So Long, See You Tomorrow
- First edition
- Author: William Maxwell
- Cover artist: Brookie Maxwell
- Language: English
- Publisher: The New Yorker (magazine) Knopf (book)
- Publication date: 1979 (magazine) 1980 (book)
- Publication place: United States
- Media type: Print
- Pages: 135
- ISBN: 0-394-50835-1

= So Long, See You Tomorrow (novel) =

1979 novel by William Maxwell

So Long, See You Tomorrow is a novel by American author William Maxwell. It was first published in The New Yorker magazine in October 1979 in two parts. It was published as a book the following year by Alfred A. Knopf.
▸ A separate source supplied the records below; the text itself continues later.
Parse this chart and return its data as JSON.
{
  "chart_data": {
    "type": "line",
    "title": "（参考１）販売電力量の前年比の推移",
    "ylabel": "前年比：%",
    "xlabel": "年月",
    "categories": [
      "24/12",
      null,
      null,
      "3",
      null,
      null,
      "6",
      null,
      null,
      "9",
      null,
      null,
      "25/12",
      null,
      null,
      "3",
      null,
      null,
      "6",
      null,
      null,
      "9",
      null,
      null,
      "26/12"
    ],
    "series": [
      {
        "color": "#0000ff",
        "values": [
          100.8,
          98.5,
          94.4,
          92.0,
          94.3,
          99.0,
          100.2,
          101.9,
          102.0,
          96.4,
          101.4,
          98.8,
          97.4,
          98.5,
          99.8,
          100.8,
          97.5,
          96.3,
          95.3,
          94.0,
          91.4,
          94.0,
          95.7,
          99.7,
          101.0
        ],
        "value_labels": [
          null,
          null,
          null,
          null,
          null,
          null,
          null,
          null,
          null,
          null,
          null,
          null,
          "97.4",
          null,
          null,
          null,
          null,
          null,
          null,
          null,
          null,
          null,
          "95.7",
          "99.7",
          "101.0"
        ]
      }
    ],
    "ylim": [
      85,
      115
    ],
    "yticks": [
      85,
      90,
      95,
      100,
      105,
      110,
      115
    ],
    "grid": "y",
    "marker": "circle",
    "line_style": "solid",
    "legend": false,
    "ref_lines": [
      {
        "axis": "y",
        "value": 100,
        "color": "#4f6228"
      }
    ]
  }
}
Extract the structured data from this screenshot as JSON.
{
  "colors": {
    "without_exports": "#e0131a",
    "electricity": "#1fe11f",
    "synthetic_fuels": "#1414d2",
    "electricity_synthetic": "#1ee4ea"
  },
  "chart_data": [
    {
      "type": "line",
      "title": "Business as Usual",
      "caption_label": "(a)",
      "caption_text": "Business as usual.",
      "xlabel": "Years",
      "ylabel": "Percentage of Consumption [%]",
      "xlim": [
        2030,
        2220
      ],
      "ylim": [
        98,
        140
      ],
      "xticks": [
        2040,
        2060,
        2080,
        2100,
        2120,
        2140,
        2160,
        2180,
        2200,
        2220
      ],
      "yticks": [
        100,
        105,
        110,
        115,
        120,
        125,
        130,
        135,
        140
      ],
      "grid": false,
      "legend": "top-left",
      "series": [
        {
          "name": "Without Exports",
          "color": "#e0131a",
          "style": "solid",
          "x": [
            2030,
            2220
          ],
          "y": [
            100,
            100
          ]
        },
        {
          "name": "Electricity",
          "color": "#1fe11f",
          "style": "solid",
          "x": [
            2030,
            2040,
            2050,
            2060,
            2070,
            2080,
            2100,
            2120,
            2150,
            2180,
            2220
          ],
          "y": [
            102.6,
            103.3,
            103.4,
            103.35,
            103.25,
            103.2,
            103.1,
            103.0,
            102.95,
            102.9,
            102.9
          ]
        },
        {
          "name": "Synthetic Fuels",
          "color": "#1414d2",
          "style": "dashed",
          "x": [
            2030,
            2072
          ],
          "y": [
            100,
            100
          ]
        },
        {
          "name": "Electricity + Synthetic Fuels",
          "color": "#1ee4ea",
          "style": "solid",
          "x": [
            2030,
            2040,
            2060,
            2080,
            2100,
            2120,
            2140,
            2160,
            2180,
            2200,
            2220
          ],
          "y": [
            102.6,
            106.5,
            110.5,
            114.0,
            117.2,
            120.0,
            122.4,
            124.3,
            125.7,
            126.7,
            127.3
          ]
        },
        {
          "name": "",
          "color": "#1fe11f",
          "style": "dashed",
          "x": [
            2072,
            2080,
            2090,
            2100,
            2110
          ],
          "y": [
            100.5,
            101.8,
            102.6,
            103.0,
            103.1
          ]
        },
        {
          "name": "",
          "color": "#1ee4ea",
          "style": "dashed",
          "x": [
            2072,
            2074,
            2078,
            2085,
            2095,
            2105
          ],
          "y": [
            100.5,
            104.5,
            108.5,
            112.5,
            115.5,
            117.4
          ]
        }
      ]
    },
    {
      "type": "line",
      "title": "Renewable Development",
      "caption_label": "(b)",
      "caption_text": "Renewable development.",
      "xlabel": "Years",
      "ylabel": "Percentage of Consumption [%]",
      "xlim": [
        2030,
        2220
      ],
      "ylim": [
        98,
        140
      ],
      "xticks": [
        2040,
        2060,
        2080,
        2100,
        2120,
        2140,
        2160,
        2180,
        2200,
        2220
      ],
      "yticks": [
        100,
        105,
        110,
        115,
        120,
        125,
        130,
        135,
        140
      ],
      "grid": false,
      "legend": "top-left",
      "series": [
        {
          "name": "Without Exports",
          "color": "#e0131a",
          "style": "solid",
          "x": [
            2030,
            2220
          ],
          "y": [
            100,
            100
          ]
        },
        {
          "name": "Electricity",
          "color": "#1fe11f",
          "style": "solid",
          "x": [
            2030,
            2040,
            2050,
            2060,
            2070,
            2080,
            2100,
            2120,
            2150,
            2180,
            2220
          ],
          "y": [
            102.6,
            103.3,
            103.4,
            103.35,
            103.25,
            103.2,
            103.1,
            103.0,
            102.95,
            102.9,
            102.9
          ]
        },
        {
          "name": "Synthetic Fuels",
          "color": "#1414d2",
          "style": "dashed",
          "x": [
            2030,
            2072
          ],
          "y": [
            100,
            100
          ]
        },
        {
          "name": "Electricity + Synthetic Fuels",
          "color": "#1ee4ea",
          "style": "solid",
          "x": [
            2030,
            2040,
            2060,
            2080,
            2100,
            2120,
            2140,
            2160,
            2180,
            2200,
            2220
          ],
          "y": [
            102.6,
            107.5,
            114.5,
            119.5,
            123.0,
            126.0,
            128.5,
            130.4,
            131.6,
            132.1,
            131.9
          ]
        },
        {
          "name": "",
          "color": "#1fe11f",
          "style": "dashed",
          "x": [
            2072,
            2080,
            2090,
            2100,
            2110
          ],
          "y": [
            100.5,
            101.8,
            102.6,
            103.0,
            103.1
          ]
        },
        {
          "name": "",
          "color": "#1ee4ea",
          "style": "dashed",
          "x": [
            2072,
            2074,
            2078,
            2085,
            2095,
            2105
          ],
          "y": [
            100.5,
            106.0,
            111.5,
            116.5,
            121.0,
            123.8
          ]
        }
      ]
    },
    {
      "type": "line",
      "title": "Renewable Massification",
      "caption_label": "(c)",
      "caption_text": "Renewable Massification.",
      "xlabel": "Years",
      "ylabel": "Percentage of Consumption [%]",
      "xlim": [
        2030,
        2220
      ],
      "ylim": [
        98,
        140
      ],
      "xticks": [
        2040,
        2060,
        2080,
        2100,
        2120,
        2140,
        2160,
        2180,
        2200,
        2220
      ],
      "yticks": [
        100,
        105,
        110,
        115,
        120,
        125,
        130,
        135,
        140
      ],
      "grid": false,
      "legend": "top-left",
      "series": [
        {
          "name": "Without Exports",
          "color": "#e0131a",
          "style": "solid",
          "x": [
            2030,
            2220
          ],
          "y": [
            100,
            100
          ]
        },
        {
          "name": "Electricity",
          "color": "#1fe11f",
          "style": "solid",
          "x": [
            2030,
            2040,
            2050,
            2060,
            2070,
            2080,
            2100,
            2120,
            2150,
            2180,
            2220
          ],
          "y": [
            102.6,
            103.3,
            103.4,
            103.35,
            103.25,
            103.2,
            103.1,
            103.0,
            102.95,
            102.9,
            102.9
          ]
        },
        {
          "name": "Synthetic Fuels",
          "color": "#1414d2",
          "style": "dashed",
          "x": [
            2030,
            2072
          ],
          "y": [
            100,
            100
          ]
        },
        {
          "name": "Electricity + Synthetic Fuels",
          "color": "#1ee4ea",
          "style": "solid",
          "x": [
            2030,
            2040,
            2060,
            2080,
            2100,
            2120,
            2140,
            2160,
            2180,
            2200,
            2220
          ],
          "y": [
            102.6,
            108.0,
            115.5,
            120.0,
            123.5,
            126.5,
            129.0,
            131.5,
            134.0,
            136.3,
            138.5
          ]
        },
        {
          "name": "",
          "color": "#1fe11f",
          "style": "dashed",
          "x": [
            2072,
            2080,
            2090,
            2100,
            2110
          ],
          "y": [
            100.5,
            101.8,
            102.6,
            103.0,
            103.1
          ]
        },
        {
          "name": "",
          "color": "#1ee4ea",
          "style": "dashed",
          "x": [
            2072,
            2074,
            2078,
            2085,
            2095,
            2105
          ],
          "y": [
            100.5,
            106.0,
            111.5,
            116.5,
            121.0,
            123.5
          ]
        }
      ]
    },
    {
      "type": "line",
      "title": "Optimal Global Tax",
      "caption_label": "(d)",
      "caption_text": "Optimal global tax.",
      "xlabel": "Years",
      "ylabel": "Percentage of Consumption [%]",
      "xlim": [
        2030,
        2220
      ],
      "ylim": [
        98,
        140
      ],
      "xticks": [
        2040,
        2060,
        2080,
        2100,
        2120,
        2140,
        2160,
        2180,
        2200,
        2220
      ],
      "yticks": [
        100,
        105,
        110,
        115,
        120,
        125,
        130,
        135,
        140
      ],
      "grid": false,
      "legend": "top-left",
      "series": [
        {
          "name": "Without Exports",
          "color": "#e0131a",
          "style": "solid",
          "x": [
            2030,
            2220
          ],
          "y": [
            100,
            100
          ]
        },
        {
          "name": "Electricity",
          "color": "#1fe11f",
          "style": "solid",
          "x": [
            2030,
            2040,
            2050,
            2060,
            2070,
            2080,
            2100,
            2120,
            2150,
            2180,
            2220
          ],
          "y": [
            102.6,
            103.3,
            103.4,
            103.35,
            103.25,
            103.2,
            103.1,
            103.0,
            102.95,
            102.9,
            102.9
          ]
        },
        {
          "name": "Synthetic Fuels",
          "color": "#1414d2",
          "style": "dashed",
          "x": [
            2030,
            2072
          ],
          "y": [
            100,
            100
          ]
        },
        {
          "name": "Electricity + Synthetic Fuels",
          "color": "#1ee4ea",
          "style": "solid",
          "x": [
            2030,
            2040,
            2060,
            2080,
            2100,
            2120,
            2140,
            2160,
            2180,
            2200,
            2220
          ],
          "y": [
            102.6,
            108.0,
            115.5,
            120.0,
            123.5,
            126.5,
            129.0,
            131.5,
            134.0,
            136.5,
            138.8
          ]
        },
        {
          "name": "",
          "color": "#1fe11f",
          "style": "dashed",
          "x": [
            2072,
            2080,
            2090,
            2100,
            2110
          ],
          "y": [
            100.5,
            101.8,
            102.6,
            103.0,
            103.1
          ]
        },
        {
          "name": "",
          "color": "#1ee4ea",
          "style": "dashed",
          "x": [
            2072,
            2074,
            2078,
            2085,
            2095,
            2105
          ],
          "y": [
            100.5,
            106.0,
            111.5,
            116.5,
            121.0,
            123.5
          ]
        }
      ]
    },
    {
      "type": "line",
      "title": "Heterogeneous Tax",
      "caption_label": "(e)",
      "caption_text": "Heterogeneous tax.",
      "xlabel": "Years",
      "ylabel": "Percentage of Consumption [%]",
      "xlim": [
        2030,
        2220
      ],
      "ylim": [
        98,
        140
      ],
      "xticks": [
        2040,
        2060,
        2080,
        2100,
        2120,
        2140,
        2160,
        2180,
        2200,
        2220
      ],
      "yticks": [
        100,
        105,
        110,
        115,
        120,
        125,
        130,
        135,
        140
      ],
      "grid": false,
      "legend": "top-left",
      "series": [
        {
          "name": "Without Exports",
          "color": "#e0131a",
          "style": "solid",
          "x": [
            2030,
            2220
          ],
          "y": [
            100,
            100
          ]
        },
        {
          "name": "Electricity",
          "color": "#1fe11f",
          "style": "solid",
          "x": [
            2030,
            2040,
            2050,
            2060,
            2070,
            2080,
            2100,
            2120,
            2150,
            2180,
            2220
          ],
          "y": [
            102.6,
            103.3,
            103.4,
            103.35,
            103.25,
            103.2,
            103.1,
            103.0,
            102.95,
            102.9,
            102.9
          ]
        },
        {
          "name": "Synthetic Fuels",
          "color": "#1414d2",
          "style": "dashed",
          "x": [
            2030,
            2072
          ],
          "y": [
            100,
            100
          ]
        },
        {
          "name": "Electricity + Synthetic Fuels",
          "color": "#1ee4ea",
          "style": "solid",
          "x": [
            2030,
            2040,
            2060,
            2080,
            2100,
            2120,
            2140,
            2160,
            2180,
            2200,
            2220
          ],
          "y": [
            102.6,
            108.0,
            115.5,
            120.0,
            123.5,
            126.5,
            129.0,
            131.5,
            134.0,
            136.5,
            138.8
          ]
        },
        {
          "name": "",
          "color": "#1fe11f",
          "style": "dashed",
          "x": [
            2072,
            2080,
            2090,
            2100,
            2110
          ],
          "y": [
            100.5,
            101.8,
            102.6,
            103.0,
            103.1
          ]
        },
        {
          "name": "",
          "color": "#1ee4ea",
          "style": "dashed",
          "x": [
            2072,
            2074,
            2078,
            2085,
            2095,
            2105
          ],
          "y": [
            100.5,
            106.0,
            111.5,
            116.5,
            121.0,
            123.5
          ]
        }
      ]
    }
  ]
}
It was awarded the William Dean Howells Medal, and its first paperback edition won a 1982 National Book Award. It was a finalist for the 1981 Pulitzer Prize. Michael Ondaatje described it as "one of the great books of our age". In 2016, it was included in a Parade Magazine list of the "75 Best Books of the Past 75 Years".

The novel is based on fact and has been described as an "autobiographical metafiction".

==Plot introduction==
So Long, See You Tomorrow is set in Maxwell's hometown of Lincoln, Illinois and tells of a murder that occurred in 1922. Fifty years later the guilt-ridden narrator recounts how the relationships between two neighboring families — the Smiths and the Wilsons — led to the murder of Lloyd Wilson and the suicide of Clarence Smith. Also the narrator recounts how he failed to support Cletus, a close school friend who was the son of the murderer, Clarence Smith.

==Critical reception and influence==

On November 5, 2019, the BBC News listed So Long, See You Tomorrow on its list of the 100 most influential novels. In a starred review, Kirkus Reviews stated that the book was "major accomplishment: a wellnigh faultless, lacerating, and heartbreaking short novel." The book review site The Pequod rated the book a 10.0 (out of 10), saying, "Maxwell's story is personal but yet universal, and it leads us to recall our own childhood moments of regret and loss. This is a wondrous novel from start to finish."

So Long, See You Tomorrow influenced American writer Justin Torres and was directly referenced in his book Blackouts.